Statement released Tuesday night from Senator Mary Landrieu's office.

WASHINGTON – United States Senator Mary L. Landrieu, D-La., released a statement tonight responding to President Barack Obama's State of the Union address before a joint session of Congress.

Sen. Landrieu said:

           "In Louisiana, one of the most decisive steps we can take to put people back to work is to start again issuing permits for deepwater oil and gas drilling.  Since the administration imposed the moratorium in May, five of the 33 deepwater platforms then operating in the Gulf have left for other parts of the world, putting the squeeze on supply and service providers and costing Louisiana and the Gulf Coast nearly 5,000 jobs.  Since the administration lifted the moratorium in November, not a single new deepwater permit has been issued, leaving a large and significant segment of the oil and gas industry idle, even as gasoline prices continue to soar above three dollars a gallon as demand outpaces supply.  If the president is serious about jumpstarting the economy and putting America back to work, taking immediate action to revive deepwater oil and gas drilling is an excellent place to start.         

           "I applaud the commitment the president made to fiscal responsibility tonight. When hard-working Louisianians everywhere from Lake Providence to Lake Charles and from Shreveport to Port Sulphur sit down and plan out their budget, they have to find a way to make ends meet. The federal government needs to do the same. We can't continue to heap trillions of dollars of debt onto our children and grandchildren, without suffering severe consequences.  It is up to all of us who have been sent to Washington to work together in a bipartisan fashion to get the Federal Government's fiscal house in order. To do that, we must take a hard look at our tax code and our spending priorities and make government smarter, smaller and more entrepreneurial.

"I also applaud the commitment the president made tonight on education reform.  We have outstanding opportunities in the 112th Congress to make further progress raising academic achievement and making schools the proud centerpiece of community activity. Those opportunities include reauthorization of No Child Left Behind, which President George W. Bush first signed into law nine years ago.  New Orleans and many parts of Louisiana are leading the nation with extraordinary new charter schools that challenge kids to reach higher levels of success in the classroom.  In Education Week's just-released "Quality Counts" report, Louisiana ranks 21st out of all 50 states and the District of Columbia for education performance and policymaking.  That's an impressive jump from 2009, when it ranked 35th in the country.  Louisiana scored an "A" for Standards, Assess, and Accountability, a "B" for teaching, and, for the first time in four years, Louisiana's overall grade improved from "C" to "C+", outperforming the national average of C.  I'm proud to say that kind of improvement can serve as a model for the rest of the nation as we work across the aisle to improve our schools.

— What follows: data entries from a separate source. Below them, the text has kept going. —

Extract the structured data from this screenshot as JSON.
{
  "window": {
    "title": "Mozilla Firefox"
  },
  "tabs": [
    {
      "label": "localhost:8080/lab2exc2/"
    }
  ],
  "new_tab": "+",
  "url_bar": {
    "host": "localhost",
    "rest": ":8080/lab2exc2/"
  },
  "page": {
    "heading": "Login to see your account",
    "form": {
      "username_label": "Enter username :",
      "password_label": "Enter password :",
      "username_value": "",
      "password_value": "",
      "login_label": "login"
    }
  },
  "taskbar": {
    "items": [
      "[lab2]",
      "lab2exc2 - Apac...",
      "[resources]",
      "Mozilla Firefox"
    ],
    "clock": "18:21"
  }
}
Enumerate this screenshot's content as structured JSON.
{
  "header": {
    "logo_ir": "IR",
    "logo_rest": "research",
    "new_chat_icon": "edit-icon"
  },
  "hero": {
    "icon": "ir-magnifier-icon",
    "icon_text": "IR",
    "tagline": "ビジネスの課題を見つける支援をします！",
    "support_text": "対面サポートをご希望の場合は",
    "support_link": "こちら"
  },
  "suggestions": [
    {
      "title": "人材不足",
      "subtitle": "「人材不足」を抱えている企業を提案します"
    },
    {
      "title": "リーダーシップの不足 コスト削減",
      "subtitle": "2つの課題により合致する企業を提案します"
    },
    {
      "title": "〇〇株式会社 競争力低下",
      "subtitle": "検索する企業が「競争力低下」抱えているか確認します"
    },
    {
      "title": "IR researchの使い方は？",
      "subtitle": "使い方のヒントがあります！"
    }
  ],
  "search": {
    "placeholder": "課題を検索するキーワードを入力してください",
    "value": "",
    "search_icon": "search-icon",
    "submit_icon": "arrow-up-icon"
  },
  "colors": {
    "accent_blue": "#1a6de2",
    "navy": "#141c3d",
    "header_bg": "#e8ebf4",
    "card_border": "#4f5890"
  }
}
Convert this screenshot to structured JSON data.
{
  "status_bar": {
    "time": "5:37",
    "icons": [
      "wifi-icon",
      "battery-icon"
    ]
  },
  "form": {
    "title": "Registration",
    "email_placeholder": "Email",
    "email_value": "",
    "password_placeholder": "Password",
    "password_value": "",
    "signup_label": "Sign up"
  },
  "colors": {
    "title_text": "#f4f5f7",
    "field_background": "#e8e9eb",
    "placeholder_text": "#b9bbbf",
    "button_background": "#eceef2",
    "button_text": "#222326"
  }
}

"Tonight, the president reiterated the need to stay the course on health care reform.  I strongly agree with the president that repealing the entirety of the health care reform law is not an option.  While the health care reform law is not perfect, it does provide critical protections for Louisiana residents.  Thanks to the law:  two-million Louisianians with pre-existing conditions will no longer be subject to abrupt termination of their health insurance coverage when they need it the most; more than 25,000 young adults in Louisiana between the ages of 18 and 26 are now able to stay on their parents' health insurance policies as they struggle to start a career in this tough job market; and up to 59,700 small businesses in Louisiana now have access to tax credits helping them afford health insurance for their employees.  Repealing health care would increase the federal deficit by $230 billion over the next ten years, a price tag that we can ill-afford as we work to bring spending under control.  I am always open to better ideas.  In fact, I intend to co-sponsor a measure being proposed by Senator Ron Wyden to allow states to innovate. That bill would move up a provision in the new law from 2017 to 2014 that allows states to waive the requirements of the health care reform law if their own proposal could cover the same number of people, ensure the same consumer protections and keep costs within budget.  I was also the first in the Senate to hold a hearing about the problems that the 1099 reporting provisions would cause small businesses.  Working together, we can preserve the necessary components of health care reform while looking for ways to improve it.  Now is the time to solve problems, not stage political theater.

"President Obama set forth a challenge tonight for all of us, and we must be prepared to rise up and meet it. We cannot afford to let 2011 fall victim to the same petty, partisan squabbles that plagued us much of the past two years. The challenges facing our country are too big and the consequences of failure too great to allow these deep divisions to stand in our way."